As consumer appetite for greater insight into food authenticity grows, manufacturers need to ensure they are prepared so they can offer full transparency and traceability. The good news is that we are already seeing more evidence of processors trying to gain a deeper understanding of their supply chain and how data and AI can be used to provide actionable insight for more informed decisions.
As an industry, the quantity of product data individual companies generate is staggering. The challenge is how data from both internal and external sources can be combined in an efficient manner to create a true picture of the most significant risks to product integrity.

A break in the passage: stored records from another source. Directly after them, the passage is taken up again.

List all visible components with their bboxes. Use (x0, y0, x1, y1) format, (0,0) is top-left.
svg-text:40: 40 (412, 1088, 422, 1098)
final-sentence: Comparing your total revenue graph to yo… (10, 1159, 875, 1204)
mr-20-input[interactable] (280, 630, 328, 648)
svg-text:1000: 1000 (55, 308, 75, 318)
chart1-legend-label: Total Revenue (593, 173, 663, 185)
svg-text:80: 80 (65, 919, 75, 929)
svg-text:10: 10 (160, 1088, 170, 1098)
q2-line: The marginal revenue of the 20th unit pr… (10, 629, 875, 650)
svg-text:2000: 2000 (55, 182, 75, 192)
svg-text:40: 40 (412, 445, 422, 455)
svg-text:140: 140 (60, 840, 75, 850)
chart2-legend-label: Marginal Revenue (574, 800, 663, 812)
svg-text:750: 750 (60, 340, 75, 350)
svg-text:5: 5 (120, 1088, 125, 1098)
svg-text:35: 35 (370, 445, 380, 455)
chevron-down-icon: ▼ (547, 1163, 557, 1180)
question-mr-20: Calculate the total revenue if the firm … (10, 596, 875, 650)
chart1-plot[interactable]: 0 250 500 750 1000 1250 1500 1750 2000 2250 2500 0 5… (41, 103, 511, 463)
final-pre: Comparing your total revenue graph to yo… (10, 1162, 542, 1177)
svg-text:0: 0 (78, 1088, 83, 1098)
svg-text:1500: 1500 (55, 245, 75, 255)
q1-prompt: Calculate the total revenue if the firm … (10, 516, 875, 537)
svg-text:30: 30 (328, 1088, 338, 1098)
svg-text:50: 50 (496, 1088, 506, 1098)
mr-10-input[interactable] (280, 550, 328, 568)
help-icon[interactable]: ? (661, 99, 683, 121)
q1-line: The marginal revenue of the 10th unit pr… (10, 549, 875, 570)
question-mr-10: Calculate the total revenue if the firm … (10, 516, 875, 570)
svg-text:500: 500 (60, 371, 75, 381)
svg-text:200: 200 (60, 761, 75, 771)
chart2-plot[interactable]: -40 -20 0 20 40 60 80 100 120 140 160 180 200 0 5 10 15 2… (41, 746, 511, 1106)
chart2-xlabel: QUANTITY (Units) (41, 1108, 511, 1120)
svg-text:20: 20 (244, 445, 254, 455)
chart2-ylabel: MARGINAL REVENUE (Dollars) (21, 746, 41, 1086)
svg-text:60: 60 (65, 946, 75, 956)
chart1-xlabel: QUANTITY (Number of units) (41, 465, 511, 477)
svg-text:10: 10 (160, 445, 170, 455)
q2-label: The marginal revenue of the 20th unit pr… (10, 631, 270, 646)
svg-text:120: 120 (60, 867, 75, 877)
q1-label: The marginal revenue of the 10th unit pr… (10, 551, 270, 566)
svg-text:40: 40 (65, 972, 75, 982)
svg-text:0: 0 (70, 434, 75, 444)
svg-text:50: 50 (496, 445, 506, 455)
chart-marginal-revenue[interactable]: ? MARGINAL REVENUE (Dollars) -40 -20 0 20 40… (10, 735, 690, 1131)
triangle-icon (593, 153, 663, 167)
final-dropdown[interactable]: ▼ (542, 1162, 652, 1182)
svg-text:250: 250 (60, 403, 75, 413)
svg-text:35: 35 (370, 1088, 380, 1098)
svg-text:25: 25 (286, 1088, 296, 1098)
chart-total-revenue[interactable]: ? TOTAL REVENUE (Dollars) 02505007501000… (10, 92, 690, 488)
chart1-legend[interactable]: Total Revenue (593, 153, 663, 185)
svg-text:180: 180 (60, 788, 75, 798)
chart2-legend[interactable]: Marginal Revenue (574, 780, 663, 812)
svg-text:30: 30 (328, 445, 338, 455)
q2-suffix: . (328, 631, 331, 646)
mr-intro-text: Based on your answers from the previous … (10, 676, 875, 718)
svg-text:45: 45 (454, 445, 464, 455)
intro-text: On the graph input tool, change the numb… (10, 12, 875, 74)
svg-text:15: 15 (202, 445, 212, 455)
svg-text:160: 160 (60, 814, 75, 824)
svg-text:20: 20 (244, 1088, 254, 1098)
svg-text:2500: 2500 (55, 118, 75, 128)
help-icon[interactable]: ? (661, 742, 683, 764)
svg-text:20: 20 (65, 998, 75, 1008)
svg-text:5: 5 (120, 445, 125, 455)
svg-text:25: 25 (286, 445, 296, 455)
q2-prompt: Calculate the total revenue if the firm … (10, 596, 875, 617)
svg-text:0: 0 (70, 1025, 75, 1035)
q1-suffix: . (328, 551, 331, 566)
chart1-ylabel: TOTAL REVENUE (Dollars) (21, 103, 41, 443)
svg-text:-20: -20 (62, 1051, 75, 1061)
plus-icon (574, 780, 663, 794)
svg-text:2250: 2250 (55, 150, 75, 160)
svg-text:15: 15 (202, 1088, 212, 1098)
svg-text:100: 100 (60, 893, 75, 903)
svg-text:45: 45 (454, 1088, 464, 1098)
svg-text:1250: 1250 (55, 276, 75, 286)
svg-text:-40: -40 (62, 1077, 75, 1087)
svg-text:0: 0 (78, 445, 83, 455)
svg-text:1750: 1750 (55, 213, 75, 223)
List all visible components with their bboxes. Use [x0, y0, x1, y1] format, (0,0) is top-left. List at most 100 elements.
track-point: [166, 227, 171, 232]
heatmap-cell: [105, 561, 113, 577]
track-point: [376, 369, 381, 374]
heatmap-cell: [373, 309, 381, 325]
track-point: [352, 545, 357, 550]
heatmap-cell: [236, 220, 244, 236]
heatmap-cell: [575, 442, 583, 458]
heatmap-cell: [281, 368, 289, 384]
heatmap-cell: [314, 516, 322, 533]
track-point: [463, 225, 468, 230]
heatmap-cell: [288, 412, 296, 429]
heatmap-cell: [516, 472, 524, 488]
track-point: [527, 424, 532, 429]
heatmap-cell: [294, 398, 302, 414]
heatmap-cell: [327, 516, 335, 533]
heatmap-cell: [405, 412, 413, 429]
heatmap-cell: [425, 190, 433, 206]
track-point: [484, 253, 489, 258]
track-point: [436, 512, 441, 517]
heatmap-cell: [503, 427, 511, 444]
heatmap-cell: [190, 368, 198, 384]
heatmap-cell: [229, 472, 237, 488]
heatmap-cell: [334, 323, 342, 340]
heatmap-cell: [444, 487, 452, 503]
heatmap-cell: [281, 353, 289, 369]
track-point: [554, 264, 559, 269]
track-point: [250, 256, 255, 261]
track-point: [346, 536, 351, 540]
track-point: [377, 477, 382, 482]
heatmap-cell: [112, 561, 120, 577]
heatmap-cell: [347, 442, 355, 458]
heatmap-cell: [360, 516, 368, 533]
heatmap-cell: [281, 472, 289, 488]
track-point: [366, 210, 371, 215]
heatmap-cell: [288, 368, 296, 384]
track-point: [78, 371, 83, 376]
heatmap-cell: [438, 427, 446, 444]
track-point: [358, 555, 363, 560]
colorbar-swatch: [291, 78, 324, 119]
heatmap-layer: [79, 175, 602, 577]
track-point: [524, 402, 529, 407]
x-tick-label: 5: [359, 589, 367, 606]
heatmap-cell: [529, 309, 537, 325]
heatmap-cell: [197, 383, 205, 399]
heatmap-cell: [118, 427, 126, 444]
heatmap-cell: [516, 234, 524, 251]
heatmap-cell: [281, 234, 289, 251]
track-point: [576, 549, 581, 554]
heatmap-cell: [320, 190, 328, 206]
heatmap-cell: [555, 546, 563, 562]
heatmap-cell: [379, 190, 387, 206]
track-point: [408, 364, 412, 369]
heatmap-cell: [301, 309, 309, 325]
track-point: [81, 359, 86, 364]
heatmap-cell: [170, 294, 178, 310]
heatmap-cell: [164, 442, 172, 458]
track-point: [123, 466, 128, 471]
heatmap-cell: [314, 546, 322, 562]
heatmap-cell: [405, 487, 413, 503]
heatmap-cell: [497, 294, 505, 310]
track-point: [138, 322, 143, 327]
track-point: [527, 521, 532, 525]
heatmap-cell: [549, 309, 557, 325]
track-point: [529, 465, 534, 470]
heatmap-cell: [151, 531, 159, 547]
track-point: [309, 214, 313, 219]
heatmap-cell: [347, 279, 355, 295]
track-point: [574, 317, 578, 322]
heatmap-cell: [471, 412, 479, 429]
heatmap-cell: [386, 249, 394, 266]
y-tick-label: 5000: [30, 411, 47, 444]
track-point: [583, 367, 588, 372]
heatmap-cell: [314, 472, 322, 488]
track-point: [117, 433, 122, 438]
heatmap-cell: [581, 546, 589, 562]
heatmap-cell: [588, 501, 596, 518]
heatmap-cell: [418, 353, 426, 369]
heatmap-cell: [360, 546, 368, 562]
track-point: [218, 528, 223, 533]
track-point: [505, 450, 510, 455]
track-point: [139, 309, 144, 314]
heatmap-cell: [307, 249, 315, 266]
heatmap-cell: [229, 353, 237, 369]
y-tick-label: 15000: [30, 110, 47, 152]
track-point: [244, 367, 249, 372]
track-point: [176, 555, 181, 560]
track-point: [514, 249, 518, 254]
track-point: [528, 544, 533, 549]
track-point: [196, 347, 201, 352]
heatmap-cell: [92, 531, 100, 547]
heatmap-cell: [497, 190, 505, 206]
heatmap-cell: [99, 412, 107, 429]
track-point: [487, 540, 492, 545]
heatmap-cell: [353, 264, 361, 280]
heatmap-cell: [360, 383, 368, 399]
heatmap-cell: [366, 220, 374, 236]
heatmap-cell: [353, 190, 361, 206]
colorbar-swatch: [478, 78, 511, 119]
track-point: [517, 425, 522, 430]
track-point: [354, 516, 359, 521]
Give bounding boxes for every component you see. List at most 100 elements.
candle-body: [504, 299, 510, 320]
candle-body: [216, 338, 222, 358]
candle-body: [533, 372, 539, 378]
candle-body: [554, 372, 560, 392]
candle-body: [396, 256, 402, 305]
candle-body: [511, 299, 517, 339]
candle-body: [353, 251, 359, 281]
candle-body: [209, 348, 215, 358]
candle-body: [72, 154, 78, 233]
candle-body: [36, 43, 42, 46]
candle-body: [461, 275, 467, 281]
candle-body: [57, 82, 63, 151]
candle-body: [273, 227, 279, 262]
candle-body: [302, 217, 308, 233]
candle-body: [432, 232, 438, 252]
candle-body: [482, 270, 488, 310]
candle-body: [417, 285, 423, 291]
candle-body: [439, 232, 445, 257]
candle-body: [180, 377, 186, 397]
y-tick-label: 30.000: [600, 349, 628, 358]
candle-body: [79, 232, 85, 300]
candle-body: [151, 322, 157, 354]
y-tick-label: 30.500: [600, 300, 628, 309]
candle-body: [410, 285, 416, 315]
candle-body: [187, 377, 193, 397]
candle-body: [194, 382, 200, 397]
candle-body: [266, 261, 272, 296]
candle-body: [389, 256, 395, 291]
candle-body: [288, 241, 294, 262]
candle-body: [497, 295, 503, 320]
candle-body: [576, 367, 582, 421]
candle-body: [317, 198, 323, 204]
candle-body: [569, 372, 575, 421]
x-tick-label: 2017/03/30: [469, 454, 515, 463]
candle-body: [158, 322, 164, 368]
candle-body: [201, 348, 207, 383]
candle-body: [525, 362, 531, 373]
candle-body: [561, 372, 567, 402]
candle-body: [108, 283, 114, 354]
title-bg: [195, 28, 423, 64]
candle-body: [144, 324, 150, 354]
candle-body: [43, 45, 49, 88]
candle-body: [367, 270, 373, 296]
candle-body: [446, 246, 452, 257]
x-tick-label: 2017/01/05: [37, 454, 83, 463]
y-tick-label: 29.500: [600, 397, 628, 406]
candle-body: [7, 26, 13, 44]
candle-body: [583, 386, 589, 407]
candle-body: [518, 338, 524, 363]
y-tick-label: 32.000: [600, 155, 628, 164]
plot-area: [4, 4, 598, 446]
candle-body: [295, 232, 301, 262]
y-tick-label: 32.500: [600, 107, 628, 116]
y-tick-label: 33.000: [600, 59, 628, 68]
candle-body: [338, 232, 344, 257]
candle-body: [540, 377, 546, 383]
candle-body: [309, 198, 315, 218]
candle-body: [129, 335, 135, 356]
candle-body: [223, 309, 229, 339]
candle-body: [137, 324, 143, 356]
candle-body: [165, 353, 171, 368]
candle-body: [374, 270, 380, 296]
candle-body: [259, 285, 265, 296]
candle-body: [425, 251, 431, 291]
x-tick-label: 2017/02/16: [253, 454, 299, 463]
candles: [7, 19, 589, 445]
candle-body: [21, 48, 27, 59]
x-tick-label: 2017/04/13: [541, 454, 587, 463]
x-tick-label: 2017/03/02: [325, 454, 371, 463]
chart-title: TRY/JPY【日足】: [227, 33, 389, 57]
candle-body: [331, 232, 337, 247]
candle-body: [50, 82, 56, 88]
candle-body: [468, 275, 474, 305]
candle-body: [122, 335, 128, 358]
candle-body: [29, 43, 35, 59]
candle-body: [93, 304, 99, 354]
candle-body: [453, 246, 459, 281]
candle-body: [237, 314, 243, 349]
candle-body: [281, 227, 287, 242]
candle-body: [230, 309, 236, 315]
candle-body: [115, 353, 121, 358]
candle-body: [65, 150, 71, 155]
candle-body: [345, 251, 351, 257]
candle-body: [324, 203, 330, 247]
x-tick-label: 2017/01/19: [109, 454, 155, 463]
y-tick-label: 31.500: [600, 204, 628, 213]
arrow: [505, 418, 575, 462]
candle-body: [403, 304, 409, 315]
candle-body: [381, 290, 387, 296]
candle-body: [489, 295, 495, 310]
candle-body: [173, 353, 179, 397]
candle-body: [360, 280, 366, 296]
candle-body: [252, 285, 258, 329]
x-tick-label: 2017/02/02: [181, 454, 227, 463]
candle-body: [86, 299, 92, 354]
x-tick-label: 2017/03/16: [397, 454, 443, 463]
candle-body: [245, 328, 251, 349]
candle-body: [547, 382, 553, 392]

This is where the application of AI – underpinned by a sound risk taxonomy – comes to the fore, helping to identify the focus of risk mitigation efforts and intervention.
Whilst use of AI for greater insight into shopper habits and new product development is fairly common, it is still relatively new for most food companies when establishing transparency to mitigate product risk.
It is becoming more common that companies utilise data from product recalls, as well as their own product failure and supply network audits, to give them an edge when it comes to preventing risk.
However, transparency of critical supply risks using a company’s own data has its limits. A collaborative approach among industry stakeholders is a necessity, yet, there is some hesitance to open trusted networks with the supply chain. Some companies are reluctant to share data and information between businesses, but complete transparency cannot be obtained without trust being built.